Les accents géométriques de ce petit village se prêtent bien au travail de cubisme réalisé au couteau à la peinture acrylique. Cette peinture à prise rapide est le médium parfait pour entreprendre ce type d'exécution, qui, à la peinture à l'huile mettrait des années à sécher.


 

L'ébauche se fait toujours au fusain, les principales forment sont mises en place, à partir d'une photo ou d'un croquis.
A ce stade, les parties foncées sont déjà inscrites de façon légère par le fusain. La poudre de bois calcinée du fusain se fondra dans la peinture acrylique, sans aucun problème.
  

 Les 1ères couleurs sont posées à l'aide d'un spalter moyen, en commençant par les tons les plus clairs, blanc, bleu, gris...
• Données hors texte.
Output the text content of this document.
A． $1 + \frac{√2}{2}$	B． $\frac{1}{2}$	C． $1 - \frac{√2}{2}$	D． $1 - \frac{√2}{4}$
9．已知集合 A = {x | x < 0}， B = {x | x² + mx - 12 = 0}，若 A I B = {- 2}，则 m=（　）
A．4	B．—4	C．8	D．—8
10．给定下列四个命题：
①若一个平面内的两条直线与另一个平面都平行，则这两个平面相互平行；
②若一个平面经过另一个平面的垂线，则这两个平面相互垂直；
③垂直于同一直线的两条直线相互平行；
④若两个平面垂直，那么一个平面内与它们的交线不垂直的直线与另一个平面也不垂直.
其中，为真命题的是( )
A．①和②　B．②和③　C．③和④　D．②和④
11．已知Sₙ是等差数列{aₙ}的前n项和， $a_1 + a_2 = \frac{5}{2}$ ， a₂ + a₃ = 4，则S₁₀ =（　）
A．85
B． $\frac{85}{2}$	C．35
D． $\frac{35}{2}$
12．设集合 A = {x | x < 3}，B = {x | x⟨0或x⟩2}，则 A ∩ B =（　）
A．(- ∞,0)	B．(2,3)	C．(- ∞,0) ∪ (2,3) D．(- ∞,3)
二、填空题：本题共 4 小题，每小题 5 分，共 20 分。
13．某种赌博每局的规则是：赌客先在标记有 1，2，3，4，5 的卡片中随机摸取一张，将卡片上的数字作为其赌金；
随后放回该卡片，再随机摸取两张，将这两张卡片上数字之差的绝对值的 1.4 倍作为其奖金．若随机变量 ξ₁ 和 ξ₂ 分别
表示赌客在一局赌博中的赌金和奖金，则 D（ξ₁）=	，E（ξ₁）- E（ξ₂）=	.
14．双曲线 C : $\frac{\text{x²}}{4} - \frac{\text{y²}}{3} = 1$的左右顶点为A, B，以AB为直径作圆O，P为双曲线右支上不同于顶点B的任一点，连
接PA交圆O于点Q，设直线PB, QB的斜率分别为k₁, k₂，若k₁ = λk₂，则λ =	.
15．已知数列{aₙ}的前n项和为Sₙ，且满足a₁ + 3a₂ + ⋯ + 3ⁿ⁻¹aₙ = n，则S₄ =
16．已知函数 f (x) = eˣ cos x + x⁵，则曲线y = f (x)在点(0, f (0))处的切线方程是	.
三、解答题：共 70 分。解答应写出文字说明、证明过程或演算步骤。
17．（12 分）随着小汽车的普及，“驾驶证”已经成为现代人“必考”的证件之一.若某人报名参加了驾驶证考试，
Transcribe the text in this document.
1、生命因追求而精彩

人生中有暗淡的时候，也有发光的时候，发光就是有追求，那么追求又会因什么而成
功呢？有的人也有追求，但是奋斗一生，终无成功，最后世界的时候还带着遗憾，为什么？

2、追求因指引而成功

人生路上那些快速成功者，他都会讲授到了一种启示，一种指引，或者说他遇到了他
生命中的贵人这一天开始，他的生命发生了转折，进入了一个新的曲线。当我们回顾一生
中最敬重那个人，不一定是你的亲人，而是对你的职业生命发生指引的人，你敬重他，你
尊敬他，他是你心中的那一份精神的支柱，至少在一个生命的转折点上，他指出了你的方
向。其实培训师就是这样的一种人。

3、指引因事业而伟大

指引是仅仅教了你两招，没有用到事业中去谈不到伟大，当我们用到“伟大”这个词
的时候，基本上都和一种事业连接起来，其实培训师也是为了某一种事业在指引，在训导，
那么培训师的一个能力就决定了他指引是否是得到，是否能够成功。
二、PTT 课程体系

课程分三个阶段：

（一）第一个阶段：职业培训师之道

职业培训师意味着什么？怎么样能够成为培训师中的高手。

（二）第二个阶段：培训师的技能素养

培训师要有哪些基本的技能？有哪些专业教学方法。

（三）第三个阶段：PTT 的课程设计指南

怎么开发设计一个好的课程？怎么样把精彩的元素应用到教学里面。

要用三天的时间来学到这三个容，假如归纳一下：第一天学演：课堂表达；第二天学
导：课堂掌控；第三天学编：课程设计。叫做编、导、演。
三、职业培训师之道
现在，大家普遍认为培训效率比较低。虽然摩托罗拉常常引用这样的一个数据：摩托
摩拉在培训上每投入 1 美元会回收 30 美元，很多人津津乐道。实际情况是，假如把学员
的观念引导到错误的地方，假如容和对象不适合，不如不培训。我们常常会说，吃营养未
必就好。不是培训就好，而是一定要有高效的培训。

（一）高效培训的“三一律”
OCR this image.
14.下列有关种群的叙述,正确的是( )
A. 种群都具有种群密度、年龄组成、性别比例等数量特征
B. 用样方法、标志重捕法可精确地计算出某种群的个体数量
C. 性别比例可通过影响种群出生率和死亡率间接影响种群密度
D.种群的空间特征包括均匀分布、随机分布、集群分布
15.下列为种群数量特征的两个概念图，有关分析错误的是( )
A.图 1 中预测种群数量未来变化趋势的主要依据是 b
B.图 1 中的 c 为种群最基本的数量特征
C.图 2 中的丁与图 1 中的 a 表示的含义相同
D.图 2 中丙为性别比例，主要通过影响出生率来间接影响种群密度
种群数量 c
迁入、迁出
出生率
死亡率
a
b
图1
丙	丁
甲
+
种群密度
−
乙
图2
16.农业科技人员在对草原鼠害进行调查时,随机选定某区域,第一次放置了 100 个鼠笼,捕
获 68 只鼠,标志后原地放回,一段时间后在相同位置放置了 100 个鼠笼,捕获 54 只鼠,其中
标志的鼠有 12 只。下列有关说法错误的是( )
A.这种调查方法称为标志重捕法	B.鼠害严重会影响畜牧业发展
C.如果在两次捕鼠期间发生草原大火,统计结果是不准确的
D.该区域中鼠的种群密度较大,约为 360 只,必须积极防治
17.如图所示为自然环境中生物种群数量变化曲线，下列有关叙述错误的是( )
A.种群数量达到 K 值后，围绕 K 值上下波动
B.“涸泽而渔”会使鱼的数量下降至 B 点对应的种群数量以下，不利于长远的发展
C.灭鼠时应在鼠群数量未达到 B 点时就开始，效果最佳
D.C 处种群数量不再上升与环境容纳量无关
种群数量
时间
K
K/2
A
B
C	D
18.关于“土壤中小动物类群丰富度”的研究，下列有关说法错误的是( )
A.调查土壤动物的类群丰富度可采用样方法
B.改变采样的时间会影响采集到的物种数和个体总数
Les couleurs sont appliquées de manière éparpillée, en se souciant davantage des valeurs colorées que de la forme. Les grands volumes sont traités en premier, puis arrivent les plus petits.
A ce stade, il faut tendre vers la recherche d'un équilibre d'ensemble. Les rectangles forment une partition harmonieuse au fur et à mesure qu'ils apparaissent.
  

 Le couteau se prête bien à un langage de formes géométriques et donc à des compositions qui favorisent les plans et les lignes. Veillez à toujours simplifier les formes au profit des couleurs, attention aux détails qui ont tendance à casser le rythme.
 

Le travail au couteau nécessite une certaine largesse dans l'utilisation de la couleur, soyez généreux !
La couche de peinture doit être épaisse, sa consistance ferme et crémeuse de manière à bien se laisser modeler. L'utilisation de médium en gel permet d'accentuer la consistance de la pâte et de laisser les arêtes encore plus apparentes après séchage.
  

Les couleurs sont appliquées par juxtaposition sans que leur délimitations ne soient nettes et régulières. Cette manière de contourer les formes ajoute au côté abrupte du village.
Le choix des couleurs devient de plus en plus important à ce stade.
 

La gamme des gris s'intensifie peu à peu. Des couleurs froides et dures prennent une place sur la palette : violets, bleus foncés (pas de noir).
Premier jeu de contraste : Tons bleutés (froids) et blancs cassés légèrement orangés (chauds).
Le tableau se construit plan par plan, zone après zone en alternant petit et grand format.
 

Tous les gris sont composés d'au moins quatre couleurs. C'est en les juxtaposant et en les superposant qu'ils vibrent sur la toile.
Les couleurs sont appliquées sans couvrir complètement la couche inférieure. Ces manquements volontaires participent à la vibration de l'ensemble des couleurs.
 

L'ajout d'une pointe de couleur très vive (rouge) crée un contraste coloré, casse la douceur de l'ensemble et apporte du rythme à la composition.